This project was implemented in R and executed by applying KNN algorithm with recognition accuracy of around 90-95%. The aim of this project is to implement a classification algorithm to recognize handwritten digits (0‐9). The desired results have been obtained by training the machine first using the Mnist_Train Data-set and later testing the obtained results using Mnist_Test Data-set , to recognise the handwritten digit.
The task of handwritten digit recognition, using a classifier, has great importance and use such as – online handwriting recognition on computer tablets, recognize zip codes on mail for postal mail sorting, processing bank check amounts, etc. There are different challenges faced while attempting to solve this problem. The handwritten digits are not always of the same size, thickness, or orientation and position relative to the margins. My goal was to implement a pattern classification method to recognize the handwritten digits provided in the MINIST data set of images of hand written digits (0‐9). Finally the uniqueness and variety in the handwriting of different individuals also influences the formation and appearance of the digits.
->Sample digits used for training the classifier->Given a (NxN) greyscale image Print_Digit Function can used to find the Image Label & Pixels
Given a set of greyscale isolated numerical images taken from MNIST database.
The objectives are:-
->To recognize handwritten digits correctly.
->To improve the accuracy of detection.
->To develop a method which is independent of digit size and writer style/ink independent.
K-Nearest Neighbors is a simple classification algorithm that is surprisingly effective. However, to work well, it requires a training dataset: a set of data points where each point is labelled. If we set K to 1, then we can classify a new data point by looking at all the points in the training data set, and choosing the label of the point that is nearest to the new point. If we use higher values of K, then we look at the K nearest points, and choose the most frequent label amongst those points.
The MNIST used here is in CSV format. The MNIST handwritten digit classification problem is a standard dataset used in computer vision and deep learning.

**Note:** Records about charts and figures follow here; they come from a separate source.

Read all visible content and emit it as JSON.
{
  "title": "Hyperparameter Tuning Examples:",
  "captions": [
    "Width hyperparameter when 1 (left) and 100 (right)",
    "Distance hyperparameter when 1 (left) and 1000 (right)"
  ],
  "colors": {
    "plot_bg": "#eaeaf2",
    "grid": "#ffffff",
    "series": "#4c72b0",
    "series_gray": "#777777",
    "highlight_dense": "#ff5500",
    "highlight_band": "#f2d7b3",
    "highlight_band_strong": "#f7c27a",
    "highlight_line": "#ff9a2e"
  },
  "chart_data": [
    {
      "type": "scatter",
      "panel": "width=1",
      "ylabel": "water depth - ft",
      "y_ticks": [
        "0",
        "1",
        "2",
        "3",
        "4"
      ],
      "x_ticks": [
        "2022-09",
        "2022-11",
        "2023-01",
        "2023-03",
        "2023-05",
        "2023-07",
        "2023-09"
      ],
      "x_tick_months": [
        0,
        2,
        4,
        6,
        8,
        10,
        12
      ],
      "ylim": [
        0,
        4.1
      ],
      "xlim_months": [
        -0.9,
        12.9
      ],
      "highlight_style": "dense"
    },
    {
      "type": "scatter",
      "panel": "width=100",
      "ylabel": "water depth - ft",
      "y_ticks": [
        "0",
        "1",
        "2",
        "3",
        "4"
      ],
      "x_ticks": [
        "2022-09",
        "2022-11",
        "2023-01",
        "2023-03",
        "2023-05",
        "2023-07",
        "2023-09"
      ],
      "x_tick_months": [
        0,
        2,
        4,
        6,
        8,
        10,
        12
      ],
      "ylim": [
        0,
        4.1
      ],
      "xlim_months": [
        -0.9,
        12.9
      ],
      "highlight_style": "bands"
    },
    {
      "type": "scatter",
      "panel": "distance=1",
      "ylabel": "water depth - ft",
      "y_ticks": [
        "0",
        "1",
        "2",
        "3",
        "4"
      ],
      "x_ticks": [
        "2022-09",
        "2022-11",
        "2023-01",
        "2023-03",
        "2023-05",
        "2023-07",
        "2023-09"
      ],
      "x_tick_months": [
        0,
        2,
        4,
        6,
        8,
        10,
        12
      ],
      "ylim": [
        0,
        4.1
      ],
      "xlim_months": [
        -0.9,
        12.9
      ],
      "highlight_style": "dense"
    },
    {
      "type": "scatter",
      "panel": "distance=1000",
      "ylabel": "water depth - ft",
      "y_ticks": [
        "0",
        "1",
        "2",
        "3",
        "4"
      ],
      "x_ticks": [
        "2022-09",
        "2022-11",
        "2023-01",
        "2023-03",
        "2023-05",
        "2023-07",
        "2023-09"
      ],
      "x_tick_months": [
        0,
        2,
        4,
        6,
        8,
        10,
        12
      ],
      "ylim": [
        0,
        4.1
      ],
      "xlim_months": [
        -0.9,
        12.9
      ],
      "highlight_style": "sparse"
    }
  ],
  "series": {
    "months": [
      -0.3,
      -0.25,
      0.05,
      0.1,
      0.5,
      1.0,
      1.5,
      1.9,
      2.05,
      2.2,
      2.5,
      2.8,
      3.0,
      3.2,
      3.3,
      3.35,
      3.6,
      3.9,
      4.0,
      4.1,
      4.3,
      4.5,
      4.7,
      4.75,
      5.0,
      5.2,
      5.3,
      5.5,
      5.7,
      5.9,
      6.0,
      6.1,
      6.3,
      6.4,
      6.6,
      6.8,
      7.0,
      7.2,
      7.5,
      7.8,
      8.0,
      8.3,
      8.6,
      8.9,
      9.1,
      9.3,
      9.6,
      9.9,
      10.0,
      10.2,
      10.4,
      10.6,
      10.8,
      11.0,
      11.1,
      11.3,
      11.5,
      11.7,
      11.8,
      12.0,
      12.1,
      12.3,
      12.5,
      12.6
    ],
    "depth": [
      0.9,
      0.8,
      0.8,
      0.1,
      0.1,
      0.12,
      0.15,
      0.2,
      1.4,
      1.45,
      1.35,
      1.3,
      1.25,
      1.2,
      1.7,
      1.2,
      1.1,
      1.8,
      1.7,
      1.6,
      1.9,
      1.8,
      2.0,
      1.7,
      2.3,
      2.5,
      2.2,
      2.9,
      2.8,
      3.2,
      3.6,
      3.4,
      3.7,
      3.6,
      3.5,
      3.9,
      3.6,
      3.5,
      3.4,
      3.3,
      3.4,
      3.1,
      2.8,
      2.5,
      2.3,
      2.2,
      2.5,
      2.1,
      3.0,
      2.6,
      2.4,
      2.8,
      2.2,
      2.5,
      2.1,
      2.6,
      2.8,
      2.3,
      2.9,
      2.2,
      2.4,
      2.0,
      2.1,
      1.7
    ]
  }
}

Although, the dataset is effectively solved, it can be used as the basis for learning and practicing how to develop, evaluate, and use convolutional deep learning neural networks for image classification from scratch. This includes how to develop a robust test harness for estimating the performance of the model, how to explore improvements to the model, and how to save the model and later load it to make predictions on new data.

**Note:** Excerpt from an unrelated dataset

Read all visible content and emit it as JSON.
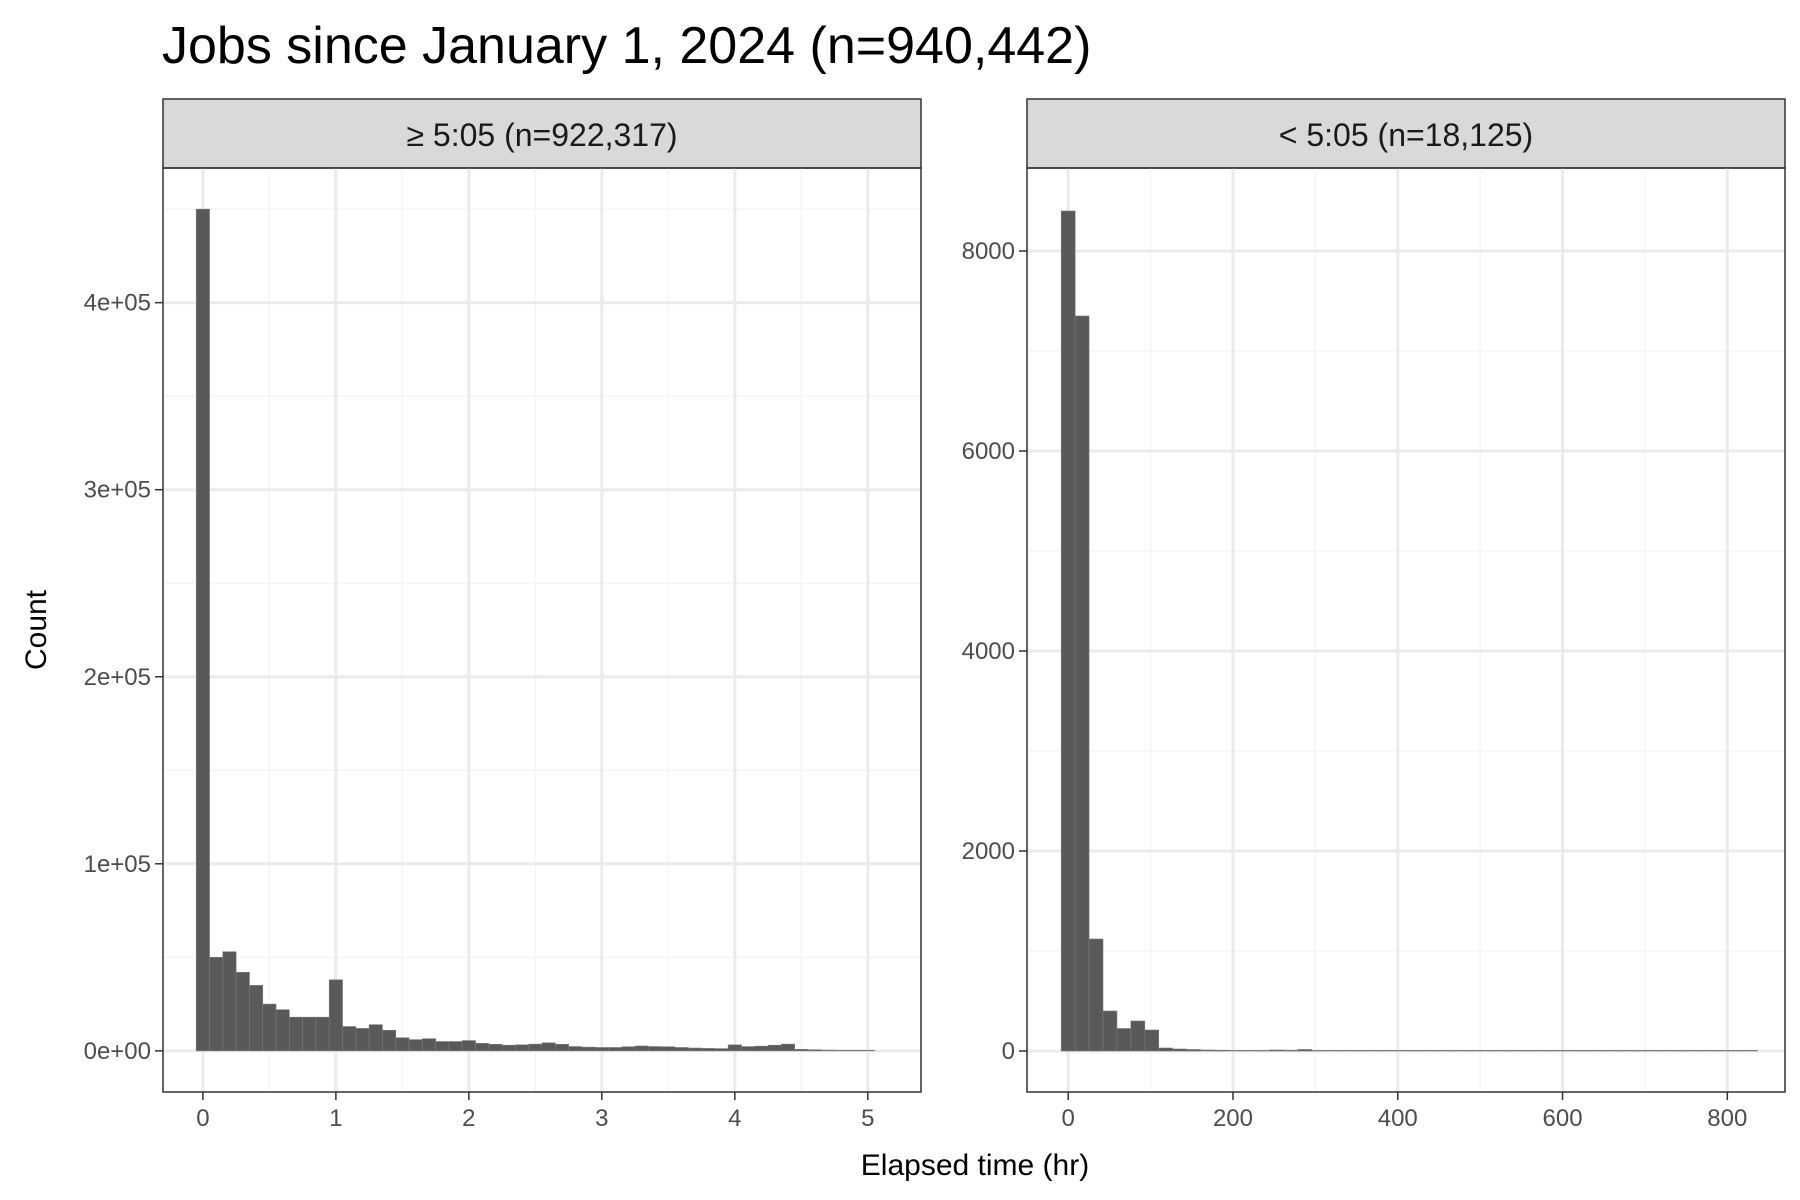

The overall classification design of the MNIST digit database is shown in following algorithm. Algorithm: Classification of Digits Input: Isolated Numeral images from MNIST Database Output: Recognition of the Numerals Method: Structural features and KNN classifier.
Step 1: Preprocessing the Image
Step 2: Keep the label of each Array along with it.
Step 3: Feed the classifier with the train_data set.
Step 4: Repeat the steps from 1 to 3 for all images in the Test Database.
Step 5: Estimate the minimum distance between feature vector and vector stored in the library by using Euclidian distances.
Step 6: Feed the classifier with test_data set.
Step 7: Classify the input images into appropriate class label using minimum distance K-nearest neighbor classifier.
Step 8: End.